At each step of the iteration, we add the current value to currentSum and the value right to unique.

In each iteration, we check if the element at right is already in unique or if the size of unique exceeds k

If either of these conditions is true, we need to remove the unused values and increase our left pointer.

currentSum = currentSum-nums[l]; 
unique.erase(nums[l]);
l++;

At each step of the iteration, we need to check if the size of unique is k, if it is time to update our value maxSum .

currentSum = currentSum-nums[l]; 
unique.erase(nums[l]);
l++;

Once we are done iterating through our array, we return maxSum , which will hold our answer.

Let’s set an example:

Final Answer:

long long maximumSubarraySum(vector<int>& nums, int k) {
        long long maxSum =0; 
        long long currentSum=0; 
        set<int>unique; 
        int l=0; 
        for(int r=0; r<nums.size();r++){
            while(unique.contains(nums[r])|| unique.size()==k){
                    currentSum = currentSum-nums[l]; 
                    unique.erase(nums[l]);
                    l++;
            }
                unique.insert(nums[r]);
                currentSum = currentSum+nums[r]; 
                if(unique.size()==k){
                    maxSum = max(maxSum,currentSum); 
                }     
        }
        return maxSum; 
        
        }

Self-gaslight of the week

I truly believe you can gaslight yourself to success.
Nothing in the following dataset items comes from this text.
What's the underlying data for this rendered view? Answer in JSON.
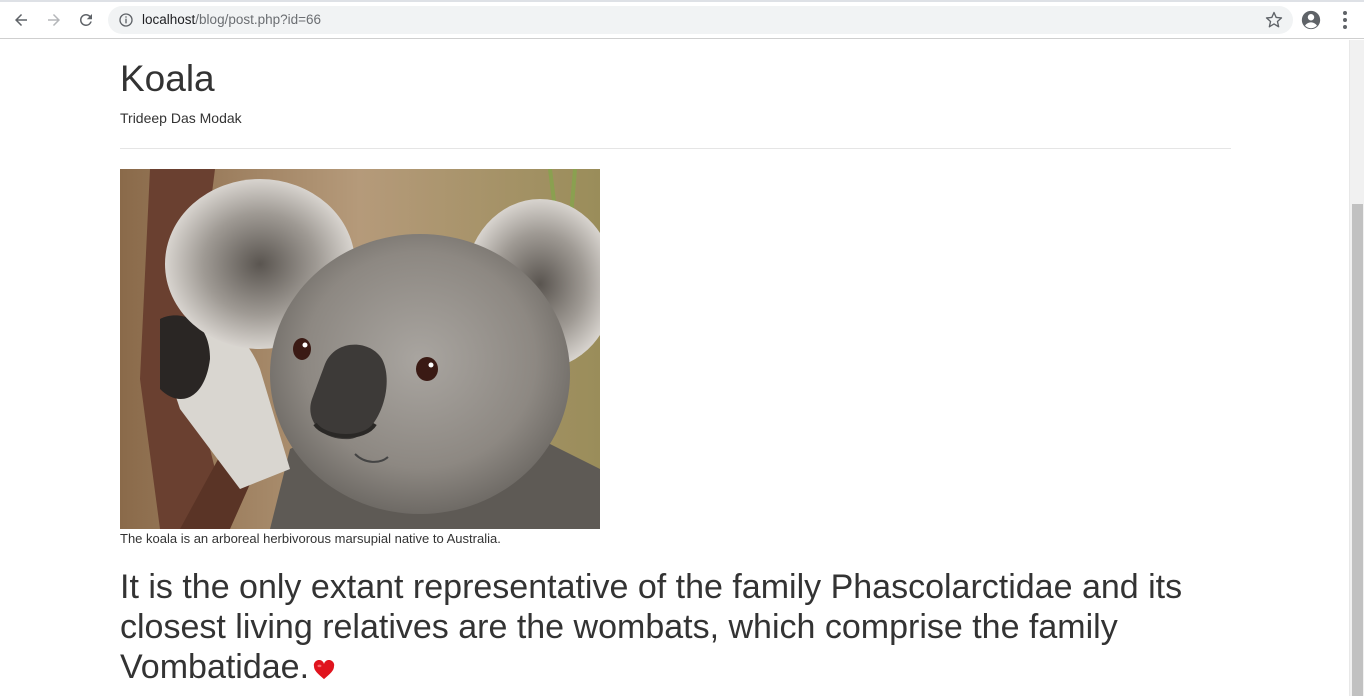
{
  "browser": {
    "url_host": "localhost",
    "url_path": "/blog/post.php?id=66",
    "icons": {
      "back": "back-arrow-icon",
      "forward": "forward-arrow-icon",
      "reload": "reload-icon",
      "site_info": "info-icon",
      "bookmark": "star-icon",
      "profile": "account-circle-icon",
      "menu": "kebab-menu-icon"
    }
  },
  "post": {
    "title": "Koala",
    "author": "Trideep Das Modak",
    "image_caption": "The koala is an arboreal herbivorous marsupial native to Australia.",
    "body": "It is the only extant representative of the family Phascolarctidae and its closest living relatives are the wombats, which comprise the family Vombatidae.",
    "emoji_icon": "red-heart-icon"
  },
  "colors": {
    "text": "#333333",
    "heart": "#e0141e"
  }
}
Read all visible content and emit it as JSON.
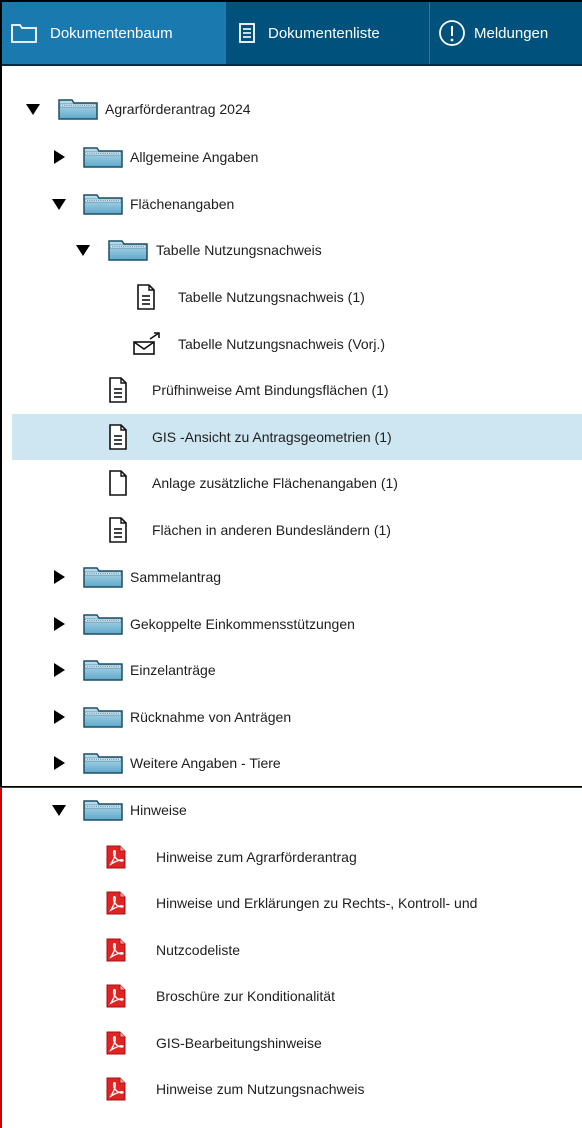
{
  "tabs": [
    {
      "label": "Dokumentenbaum",
      "icon": "folder-outline-icon",
      "active": true
    },
    {
      "label": "Dokumentenliste",
      "icon": "list-document-icon",
      "active": false
    },
    {
      "label": "Meldungen",
      "icon": "exclamation-circle-icon",
      "active": false
    }
  ],
  "tree": {
    "root": "Agrarförderantrag 2024",
    "allgemeine": "Allgemeine Angaben",
    "flaechen": "Flächenangaben",
    "tabelle": "Tabelle Nutzungsnachweis",
    "tabelle_doc": "Tabelle Nutzungsnachweis (1)",
    "tabelle_vorj": "Tabelle Nutzungsnachweis (Vorj.)",
    "pruef": "Prüfhinweise Amt Bindungsflächen (1)",
    "gis": "GIS -Ansicht zu Antragsgeometrien (1)",
    "anlage": "Anlage zusätzliche Flächenangaben (1)",
    "andere": "Flächen in anderen Bundesländern (1)",
    "sammel": "Sammelantrag",
    "gekoppelt": "Gekoppelte Einkommensstützungen",
    "einzel": "Einzelanträge",
    "ruecknahme": "Rücknahme von Anträgen",
    "tiere": "Weitere Angaben - Tiere",
    "hinweise": "Hinweise",
    "h1": "Hinweise zum Agrarförderantrag",
    "h2": "Hinweise und Erklärungen zu Rechts-, Kontroll- und",
    "h3": "Nutzcodeliste",
    "h4": "Broschüre zur Konditionalität",
    "h5": "GIS-Bearbeitungshinweise",
    "h6": "Hinweise zum Nutzungsnachweis"
  },
  "colors": {
    "tabbar": "#00527d",
    "tab_active": "#1a7ab0",
    "selected_row": "#cde6f1",
    "pdf_red": "#d32020"
  }
}
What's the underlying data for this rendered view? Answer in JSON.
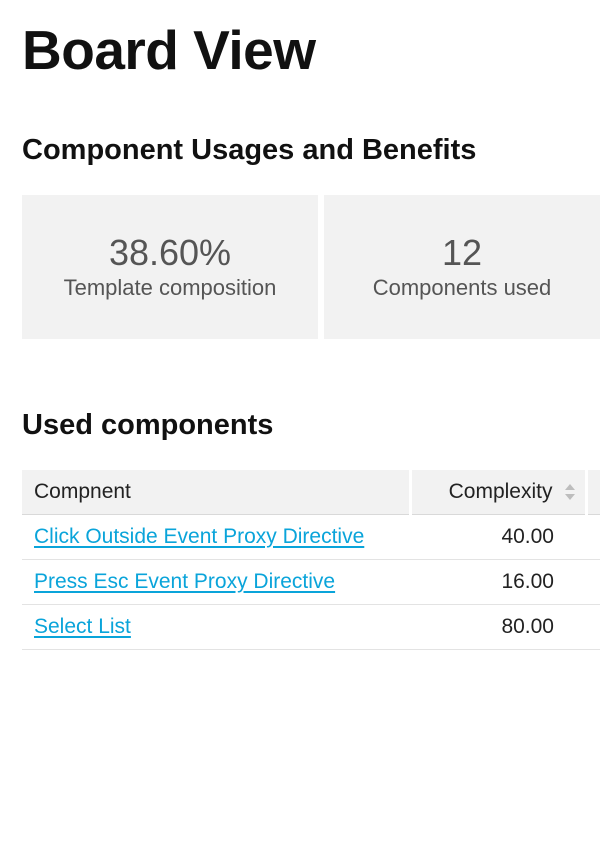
{
  "page": {
    "title": "Board View"
  },
  "benefits_section": {
    "heading": "Component Usages and Benefits",
    "stats": [
      {
        "value": "38.60%",
        "label": "Template composition"
      },
      {
        "value": "12",
        "label": "Components used"
      }
    ]
  },
  "used_section": {
    "heading": "Used components",
    "columns": {
      "component": "Compnent",
      "complexity": "Complexity"
    },
    "rows": [
      {
        "name": "Click Outside Event Proxy Directive",
        "complexity": "40.00"
      },
      {
        "name": "Press Esc Event Proxy Directive",
        "complexity": "16.00"
      },
      {
        "name": "Select List",
        "complexity": "80.00"
      }
    ]
  }
}
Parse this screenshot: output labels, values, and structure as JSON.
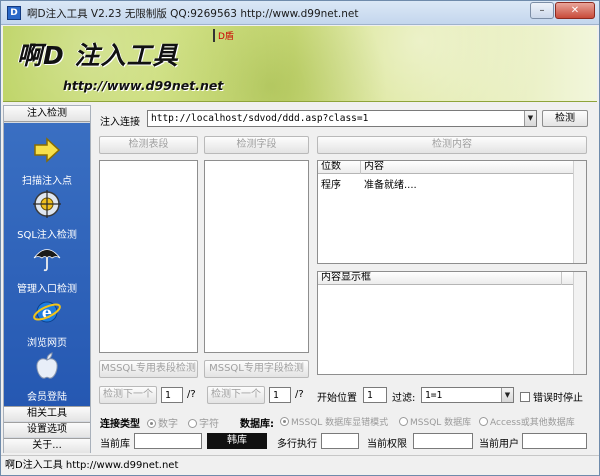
{
  "window": {
    "title": "啊D注入工具 V2.23 无限制版 QQ:9269563 http://www.d99net.net",
    "icon_letter": "D",
    "min_label": "–",
    "close_label": "✕"
  },
  "banner": {
    "brand": "啊D 注入工具",
    "url": "http://www.d99net.net",
    "tag": "D盾"
  },
  "sidebar": {
    "header": "注入检测",
    "items": [
      {
        "label": "扫描注入点",
        "icon": "arrow-right-icon"
      },
      {
        "label": "SQL注入检测",
        "icon": "crosshair-icon"
      },
      {
        "label": "管理入口检测",
        "icon": "umbrella-icon"
      },
      {
        "label": "浏览网页",
        "icon": "ie-icon"
      },
      {
        "label": "会员登陆",
        "icon": "apple-icon"
      }
    ],
    "footer": [
      "相关工具",
      "设置选项",
      "关于..."
    ]
  },
  "inject": {
    "label": "注入连接",
    "url": "http://localhost/sdvod/ddd.asp?class=1",
    "check_button": "检测"
  },
  "panels": {
    "tables_button": "检测表段",
    "fields_button": "检测字段",
    "content_button": "检测内容",
    "mssql_tables_button": "MSSQL专用表段检测",
    "mssql_fields_button": "MSSQL专用字段检测"
  },
  "result_grid": {
    "columns": [
      "位数",
      "内容"
    ],
    "rows": [
      [
        "程序",
        "准备就绪...."
      ]
    ]
  },
  "display_grid": {
    "columns": [
      "内容显示框"
    ]
  },
  "paging": {
    "next_tables": "检测下一个",
    "next_tables_value": "1",
    "next_tables_total": "/?",
    "next_fields": "检测下一个",
    "next_fields_value": "1",
    "next_fields_total": "/?",
    "start_label": "开始位置",
    "start_value": "1",
    "filter_label": "过滤:",
    "filter_value": "1=1",
    "stop_on_error": "错误时停止"
  },
  "conn_type": {
    "label": "连接类型",
    "options": [
      "数字",
      "字符"
    ]
  },
  "database": {
    "label": "数据库:",
    "options": [
      "MSSQL 数据库显错模式",
      "MSSQL 数据库",
      "Access或其他数据库"
    ]
  },
  "info": {
    "current_db": "当前库",
    "role_badge": "韩库",
    "multi_exec": "多行执行",
    "current_priv": "当前权限",
    "current_user": "当前用户"
  },
  "statusbar": {
    "text": "啊D注入工具 http://www.d99net.net"
  },
  "colors": {
    "accent": "#2558b2",
    "banner": "#c9dc6c",
    "tag": "#cc0000"
  }
}
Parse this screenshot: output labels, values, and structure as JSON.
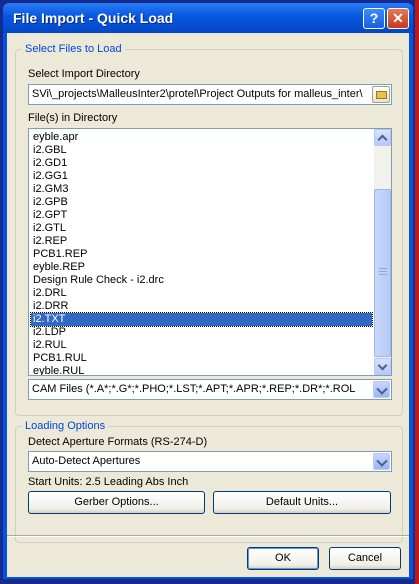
{
  "window": {
    "title": "File Import - Quick Load",
    "help_glyph": "?",
    "close_glyph": "✕"
  },
  "select_files": {
    "legend": "Select Files to Load",
    "dir_label": "Select Import Directory",
    "dir_value": "SVi\\_projects\\MalleusInter2\\protel\\Project Outputs for malleus_inter\\",
    "files_label": "File(s) in Directory",
    "files": [
      "eyble.apr",
      "i2.GBL",
      "i2.GD1",
      "i2.GG1",
      "i2.GM3",
      "i2.GPB",
      "i2.GPT",
      "i2.GTL",
      "i2.REP",
      "PCB1.REP",
      "eyble.REP",
      "Design Rule Check - i2.drc",
      "i2.DRL",
      "i2.DRR",
      "i2.TXT",
      "i2.LDP",
      "i2.RUL",
      "PCB1.RUL",
      "eyble.RUL"
    ],
    "selected_file": "i2.TXT",
    "filter_value": "CAM Files (*.A*;*.G*;*.PHO;*.LST;*.APT;*.APR;*.REP;*.DR*;*.ROL"
  },
  "loading_options": {
    "legend": "Loading Options",
    "aperture_label": "Detect Aperture Formats (RS-274-D)",
    "aperture_value": "Auto-Detect Apertures",
    "start_units": "Start Units: 2.5 Leading Abs Inch",
    "gerber_btn": "Gerber Options...",
    "units_btn": "Default Units..."
  },
  "footer": {
    "ok": "OK",
    "cancel": "Cancel"
  },
  "icons": {
    "folder": "folder-icon",
    "help": "help-icon",
    "close": "close-icon"
  }
}
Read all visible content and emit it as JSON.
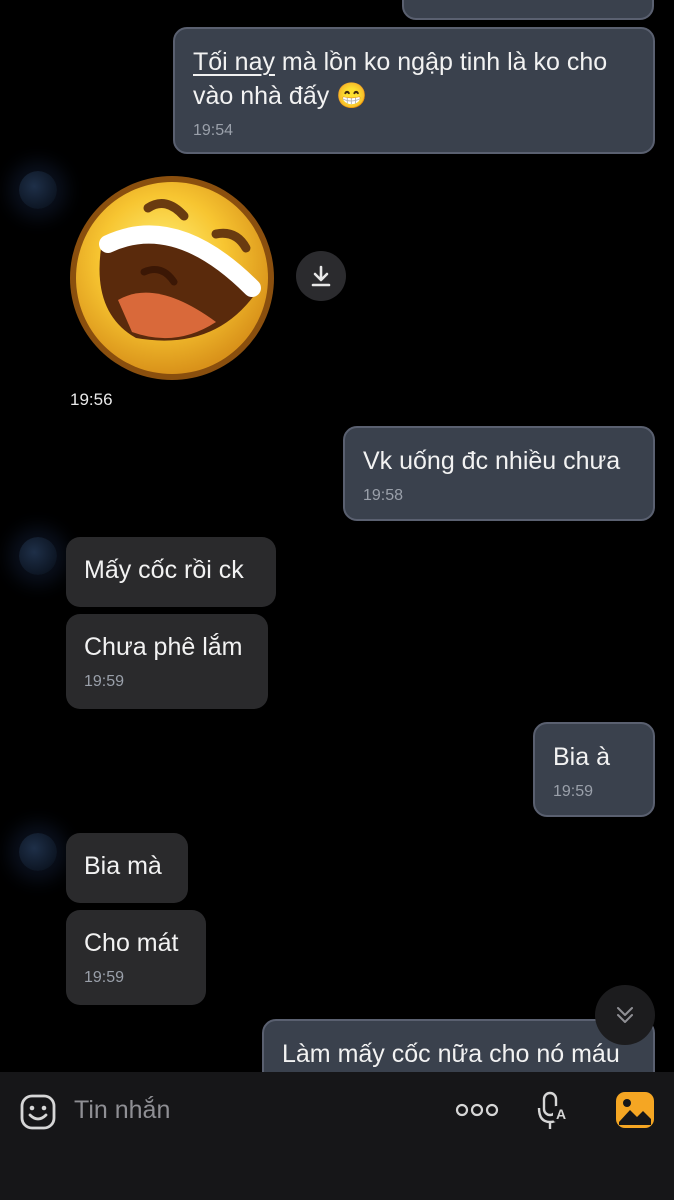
{
  "messages": {
    "m1": {
      "text_underlined": "Tối nay",
      "text_rest": " mà lồn ko ngập tinh là ko cho vào nhà đấy 😁",
      "time": "19:54"
    },
    "sticker": {
      "time": "19:56",
      "icon": "laughing-emoji-sticker"
    },
    "m2": {
      "text": "Vk uống đc nhiều chưa",
      "time": "19:58"
    },
    "m3": {
      "text": "Mấy cốc rồi ck"
    },
    "m4": {
      "text": "Chưa phê lắm",
      "time": "19:59"
    },
    "m5": {
      "text": "Bia à",
      "time": "19:59"
    },
    "m6": {
      "text": "Bia mà"
    },
    "m7": {
      "text": "Cho mát",
      "time": "19:59"
    },
    "m8": {
      "text": "Làm mấy cốc nữa cho nó máu"
    }
  },
  "composer": {
    "placeholder": "Tin nhắn",
    "icons": [
      "emoji-icon",
      "more-icon",
      "voice-to-text-icon",
      "gallery-icon"
    ]
  },
  "colors": {
    "sent_bubble": "#3a414d",
    "received_bubble": "#2a2a2c",
    "background": "#000000",
    "accent": "#f5a623"
  }
}
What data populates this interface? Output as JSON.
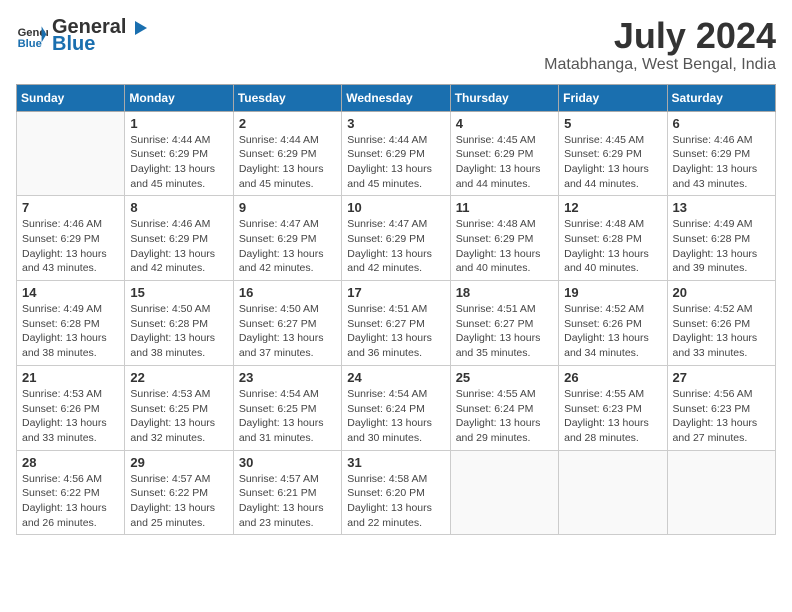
{
  "logo": {
    "text_general": "General",
    "text_blue": "Blue"
  },
  "title": "July 2024",
  "subtitle": "Matabhanga, West Bengal, India",
  "headers": [
    "Sunday",
    "Monday",
    "Tuesday",
    "Wednesday",
    "Thursday",
    "Friday",
    "Saturday"
  ],
  "weeks": [
    [
      {
        "day": "",
        "info": ""
      },
      {
        "day": "1",
        "info": "Sunrise: 4:44 AM\nSunset: 6:29 PM\nDaylight: 13 hours\nand 45 minutes."
      },
      {
        "day": "2",
        "info": "Sunrise: 4:44 AM\nSunset: 6:29 PM\nDaylight: 13 hours\nand 45 minutes."
      },
      {
        "day": "3",
        "info": "Sunrise: 4:44 AM\nSunset: 6:29 PM\nDaylight: 13 hours\nand 45 minutes."
      },
      {
        "day": "4",
        "info": "Sunrise: 4:45 AM\nSunset: 6:29 PM\nDaylight: 13 hours\nand 44 minutes."
      },
      {
        "day": "5",
        "info": "Sunrise: 4:45 AM\nSunset: 6:29 PM\nDaylight: 13 hours\nand 44 minutes."
      },
      {
        "day": "6",
        "info": "Sunrise: 4:46 AM\nSunset: 6:29 PM\nDaylight: 13 hours\nand 43 minutes."
      }
    ],
    [
      {
        "day": "7",
        "info": "Sunrise: 4:46 AM\nSunset: 6:29 PM\nDaylight: 13 hours\nand 43 minutes."
      },
      {
        "day": "8",
        "info": "Sunrise: 4:46 AM\nSunset: 6:29 PM\nDaylight: 13 hours\nand 42 minutes."
      },
      {
        "day": "9",
        "info": "Sunrise: 4:47 AM\nSunset: 6:29 PM\nDaylight: 13 hours\nand 42 minutes."
      },
      {
        "day": "10",
        "info": "Sunrise: 4:47 AM\nSunset: 6:29 PM\nDaylight: 13 hours\nand 42 minutes."
      },
      {
        "day": "11",
        "info": "Sunrise: 4:48 AM\nSunset: 6:29 PM\nDaylight: 13 hours\nand 40 minutes."
      },
      {
        "day": "12",
        "info": "Sunrise: 4:48 AM\nSunset: 6:28 PM\nDaylight: 13 hours\nand 40 minutes."
      },
      {
        "day": "13",
        "info": "Sunrise: 4:49 AM\nSunset: 6:28 PM\nDaylight: 13 hours\nand 39 minutes."
      }
    ],
    [
      {
        "day": "14",
        "info": "Sunrise: 4:49 AM\nSunset: 6:28 PM\nDaylight: 13 hours\nand 38 minutes."
      },
      {
        "day": "15",
        "info": "Sunrise: 4:50 AM\nSunset: 6:28 PM\nDaylight: 13 hours\nand 38 minutes."
      },
      {
        "day": "16",
        "info": "Sunrise: 4:50 AM\nSunset: 6:27 PM\nDaylight: 13 hours\nand 37 minutes."
      },
      {
        "day": "17",
        "info": "Sunrise: 4:51 AM\nSunset: 6:27 PM\nDaylight: 13 hours\nand 36 minutes."
      },
      {
        "day": "18",
        "info": "Sunrise: 4:51 AM\nSunset: 6:27 PM\nDaylight: 13 hours\nand 35 minutes."
      },
      {
        "day": "19",
        "info": "Sunrise: 4:52 AM\nSunset: 6:26 PM\nDaylight: 13 hours\nand 34 minutes."
      },
      {
        "day": "20",
        "info": "Sunrise: 4:52 AM\nSunset: 6:26 PM\nDaylight: 13 hours\nand 33 minutes."
      }
    ],
    [
      {
        "day": "21",
        "info": "Sunrise: 4:53 AM\nSunset: 6:26 PM\nDaylight: 13 hours\nand 33 minutes."
      },
      {
        "day": "22",
        "info": "Sunrise: 4:53 AM\nSunset: 6:25 PM\nDaylight: 13 hours\nand 32 minutes."
      },
      {
        "day": "23",
        "info": "Sunrise: 4:54 AM\nSunset: 6:25 PM\nDaylight: 13 hours\nand 31 minutes."
      },
      {
        "day": "24",
        "info": "Sunrise: 4:54 AM\nSunset: 6:24 PM\nDaylight: 13 hours\nand 30 minutes."
      },
      {
        "day": "25",
        "info": "Sunrise: 4:55 AM\nSunset: 6:24 PM\nDaylight: 13 hours\nand 29 minutes."
      },
      {
        "day": "26",
        "info": "Sunrise: 4:55 AM\nSunset: 6:23 PM\nDaylight: 13 hours\nand 28 minutes."
      },
      {
        "day": "27",
        "info": "Sunrise: 4:56 AM\nSunset: 6:23 PM\nDaylight: 13 hours\nand 27 minutes."
      }
    ],
    [
      {
        "day": "28",
        "info": "Sunrise: 4:56 AM\nSunset: 6:22 PM\nDaylight: 13 hours\nand 26 minutes."
      },
      {
        "day": "29",
        "info": "Sunrise: 4:57 AM\nSunset: 6:22 PM\nDaylight: 13 hours\nand 25 minutes."
      },
      {
        "day": "30",
        "info": "Sunrise: 4:57 AM\nSunset: 6:21 PM\nDaylight: 13 hours\nand 23 minutes."
      },
      {
        "day": "31",
        "info": "Sunrise: 4:58 AM\nSunset: 6:20 PM\nDaylight: 13 hours\nand 22 minutes."
      },
      {
        "day": "",
        "info": ""
      },
      {
        "day": "",
        "info": ""
      },
      {
        "day": "",
        "info": ""
      }
    ]
  ]
}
1. Read what your idols are reading, and find what they are reading here!!!

2. You're only as good as your competition. I recently listened to a podcast with Roger Federer, and you'd be surprised to learn who cried the most when he retired.

Hacks of the week

1. Share the questions you were asked in your interviews with your friends, and they'll likely share theirs with you in return.

2. KEEP TRACK OF ALL OF THE LEET CODE PROBLEMS YOU DO!!!!!!!!